Empty homes are being refurbished to house homeless families – just two years before the entire street is due to be demolished to make way for a new development.

Seven council-owned terraced houses in Holloway Street, opposite ASDA in Hounslow town centre, are being done up to provide much-needed temporary accommodation for the borough’s growing homeless population.

But neighbours in the road have asked why the council has not acted sooner to restore the properties, which have lain vacant for more than 20 years.

The two-bedroom homes were bought by the council in the late 80s when the site’s regeneration was first mooted. After housing families for a short period, they have been left to fall into disrepair ever since.
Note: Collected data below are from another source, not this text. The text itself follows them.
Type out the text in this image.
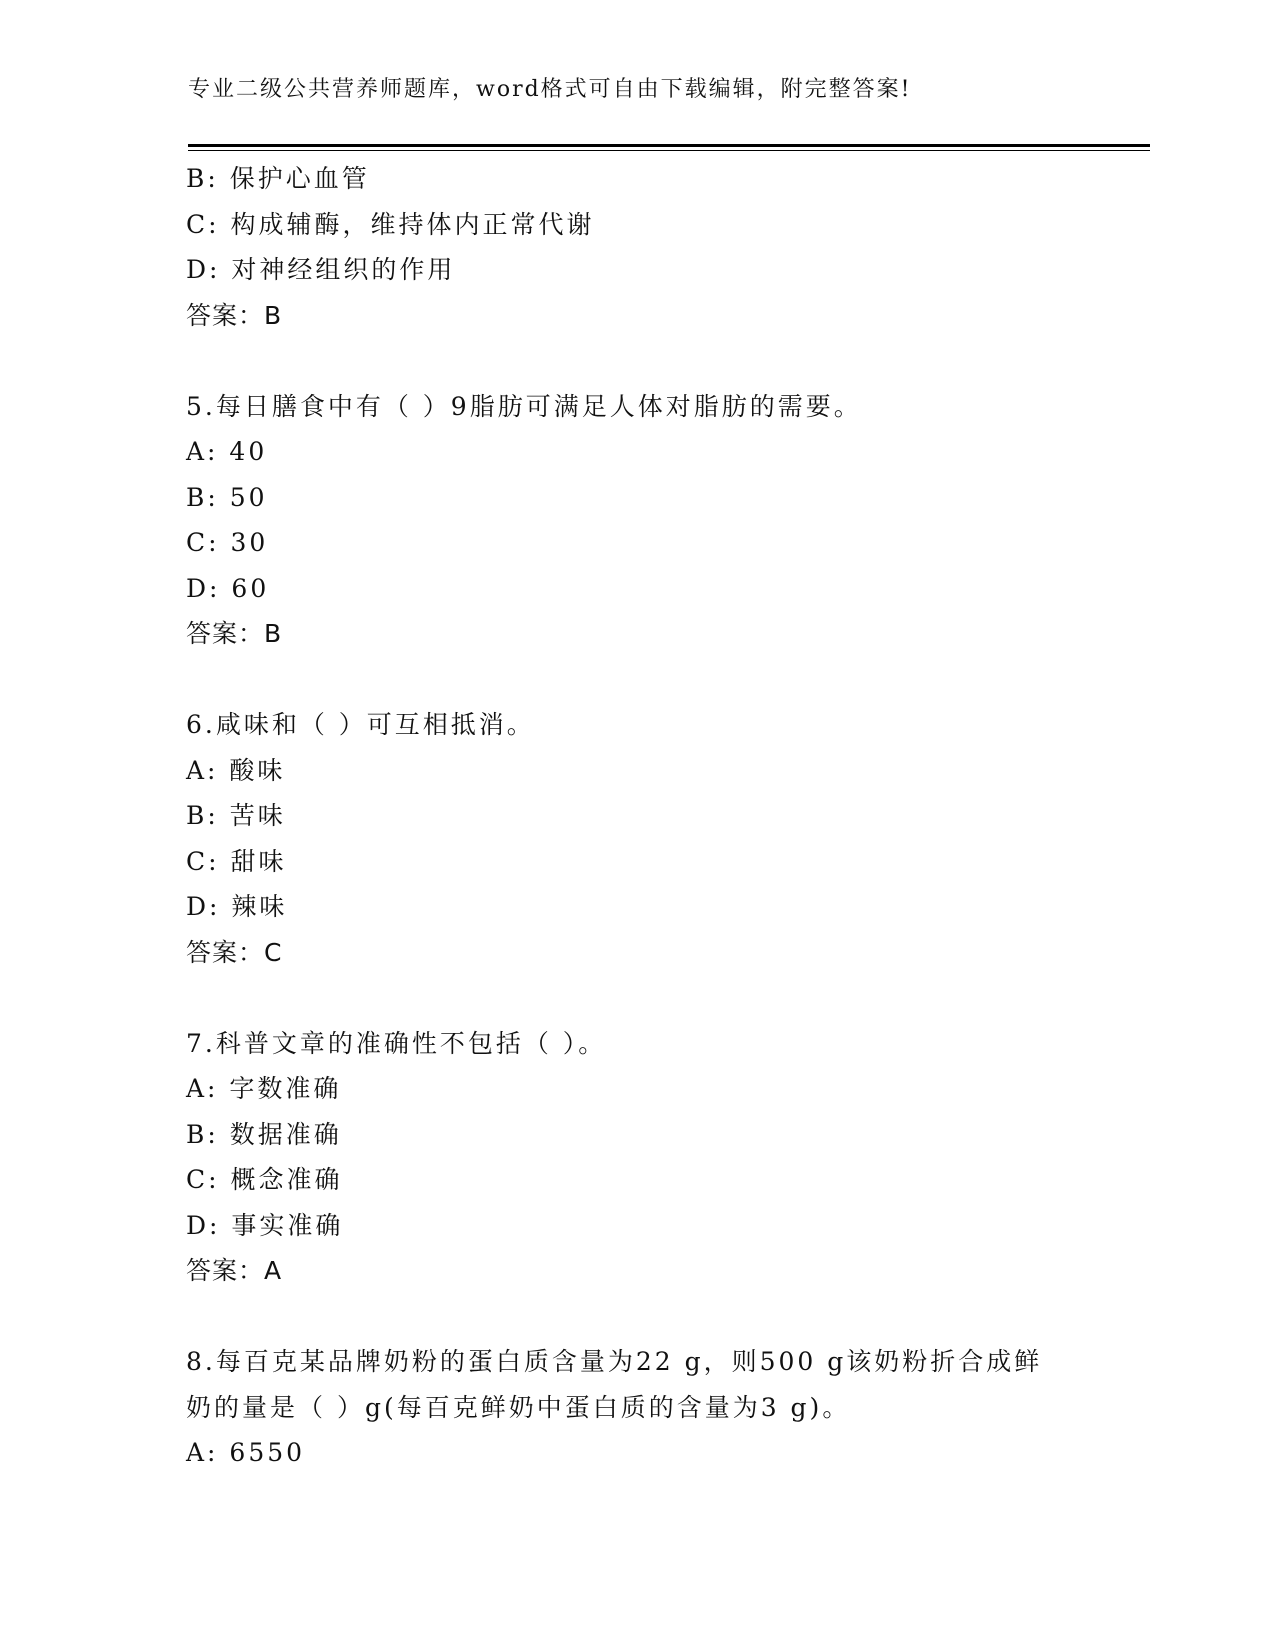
专业二级公共营养师题库，word格式可自由下载编辑，附完整答案!
B: 保护心血管
C: 构成辅酶，维持体内正常代谢
D: 对神经组织的作用
答案：B
5.每日膳食中有（ ）9脂肪可满足人体对脂肪的需要。
A: 40
B: 50
C: 30
D: 60
答案：B
6.咸味和（ ）可互相抵消。
A: 酸味
B: 苦味
C: 甜味
D: 辣味
答案：C
7.科普文章的准确性不包括（ ）。
A: 字数准确
B: 数据准确
C: 概念准确
D: 事实准确
答案：A
8.每百克某品牌奶粉的蛋白质含量为22 g，则500 g该奶粉折合成鲜
奶的量是（ ）g(每百克鲜奶中蛋白质的含量为3 g)。
A: 6550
In 2009, the council was ordered to pay compensation to residents in the street for failing to be a ‘good neighbour’ and maintain its houses.
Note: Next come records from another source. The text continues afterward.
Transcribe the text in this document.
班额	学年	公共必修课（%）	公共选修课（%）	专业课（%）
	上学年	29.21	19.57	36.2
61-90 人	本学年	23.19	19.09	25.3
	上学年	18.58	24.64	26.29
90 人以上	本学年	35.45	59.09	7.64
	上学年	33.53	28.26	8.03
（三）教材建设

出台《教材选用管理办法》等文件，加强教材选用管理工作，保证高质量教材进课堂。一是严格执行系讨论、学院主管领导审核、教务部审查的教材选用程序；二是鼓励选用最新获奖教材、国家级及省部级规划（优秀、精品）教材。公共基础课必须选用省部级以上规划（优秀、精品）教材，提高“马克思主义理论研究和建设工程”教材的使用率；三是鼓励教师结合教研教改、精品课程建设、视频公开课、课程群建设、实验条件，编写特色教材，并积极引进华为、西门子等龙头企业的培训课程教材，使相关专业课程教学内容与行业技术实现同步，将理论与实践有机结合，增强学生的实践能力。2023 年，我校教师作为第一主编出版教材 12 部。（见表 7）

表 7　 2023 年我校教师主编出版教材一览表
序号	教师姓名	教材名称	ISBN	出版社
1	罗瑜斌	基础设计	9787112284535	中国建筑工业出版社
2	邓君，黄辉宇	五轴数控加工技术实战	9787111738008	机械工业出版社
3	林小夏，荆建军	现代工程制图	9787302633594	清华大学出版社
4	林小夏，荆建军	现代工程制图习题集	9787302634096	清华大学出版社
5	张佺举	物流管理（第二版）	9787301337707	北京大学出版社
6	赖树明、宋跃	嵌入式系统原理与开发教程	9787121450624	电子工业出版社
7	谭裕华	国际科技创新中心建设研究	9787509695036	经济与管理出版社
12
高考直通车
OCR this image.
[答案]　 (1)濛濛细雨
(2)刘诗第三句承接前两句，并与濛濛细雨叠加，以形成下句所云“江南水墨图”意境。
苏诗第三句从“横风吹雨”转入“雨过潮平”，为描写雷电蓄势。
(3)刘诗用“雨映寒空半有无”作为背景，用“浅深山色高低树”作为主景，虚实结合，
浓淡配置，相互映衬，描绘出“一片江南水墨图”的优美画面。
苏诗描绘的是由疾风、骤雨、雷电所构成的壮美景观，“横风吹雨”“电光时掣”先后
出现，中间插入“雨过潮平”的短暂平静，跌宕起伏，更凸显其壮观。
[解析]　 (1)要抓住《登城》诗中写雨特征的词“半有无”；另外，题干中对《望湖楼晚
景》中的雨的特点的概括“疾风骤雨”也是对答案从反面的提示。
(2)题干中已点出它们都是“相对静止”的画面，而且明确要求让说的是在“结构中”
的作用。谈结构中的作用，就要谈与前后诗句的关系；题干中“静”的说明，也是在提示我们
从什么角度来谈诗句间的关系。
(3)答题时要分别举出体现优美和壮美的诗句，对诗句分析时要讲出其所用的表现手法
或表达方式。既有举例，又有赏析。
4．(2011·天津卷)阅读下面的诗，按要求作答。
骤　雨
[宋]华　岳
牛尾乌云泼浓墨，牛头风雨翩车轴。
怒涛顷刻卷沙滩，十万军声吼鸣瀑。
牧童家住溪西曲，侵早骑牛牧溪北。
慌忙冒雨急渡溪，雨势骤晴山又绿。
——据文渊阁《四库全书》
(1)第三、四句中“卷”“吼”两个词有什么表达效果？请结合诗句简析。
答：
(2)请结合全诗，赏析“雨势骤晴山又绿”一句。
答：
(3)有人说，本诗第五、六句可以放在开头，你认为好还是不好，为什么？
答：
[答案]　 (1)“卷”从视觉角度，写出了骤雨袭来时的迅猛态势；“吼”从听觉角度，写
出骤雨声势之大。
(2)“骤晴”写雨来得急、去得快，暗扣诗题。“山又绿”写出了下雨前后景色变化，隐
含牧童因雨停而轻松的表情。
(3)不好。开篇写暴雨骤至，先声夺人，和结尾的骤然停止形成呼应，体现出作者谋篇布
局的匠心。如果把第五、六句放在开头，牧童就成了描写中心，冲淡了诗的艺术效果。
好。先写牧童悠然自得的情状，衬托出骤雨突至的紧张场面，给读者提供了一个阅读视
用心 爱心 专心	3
It announced last week that the homes were being refurbished by Tando Property Services and leased to the council, with the first families due to move in before Christmas.

The work is being funded by central government money to help local authorities reduce the number of families living in bed and breakfast accommodation.
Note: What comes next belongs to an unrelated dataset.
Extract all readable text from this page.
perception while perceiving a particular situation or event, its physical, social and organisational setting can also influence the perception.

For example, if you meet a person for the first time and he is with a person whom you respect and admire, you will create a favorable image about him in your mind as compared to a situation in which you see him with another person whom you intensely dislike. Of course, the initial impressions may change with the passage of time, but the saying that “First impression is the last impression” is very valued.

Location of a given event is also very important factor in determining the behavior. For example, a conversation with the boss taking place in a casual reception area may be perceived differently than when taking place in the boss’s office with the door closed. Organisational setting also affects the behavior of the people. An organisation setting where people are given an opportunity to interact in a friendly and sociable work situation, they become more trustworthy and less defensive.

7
Councillor Steve Curran, Hounslow’s cabinet member for housing planning and regeneration, said the work was possible due to new funding and greater certainty about when regeneration work at the site, known as the High Street Quarter would begin.

Barratt Developments was last month chosen as the council’s preferred developer to build a cinema, 400 homes and a number of shops and restaurants on the 5.3 acre site, just off Hounslow High Street.

Should the plans get the go-ahead, work is set to begin in April 2016 and be completed by July 2018.

Kate Smith, 77, has lived in the street her entire life and complained in the past about the council-owned properties being used by drug dealers and squatters who started fires. She welcomed work to restore the homes but said it should have been done much sooner. She claims the council previously told her restoration work would cost a prohibitive £82,000 per house.

“Why didn’t the council do this work years ago when it could have got more use out of the houses and made back the money it spent?” she said. “Instead, we had to put up with squatters and drug dealers in the street for years while the homes were left to rot.”

Hounslow Council’s cabinet this Tuesday agreed to buy the remaining 12 privately owned properties in the street at an estimated cost of £2.8million to make way for the new development. It has already begun discussions with the homeowners.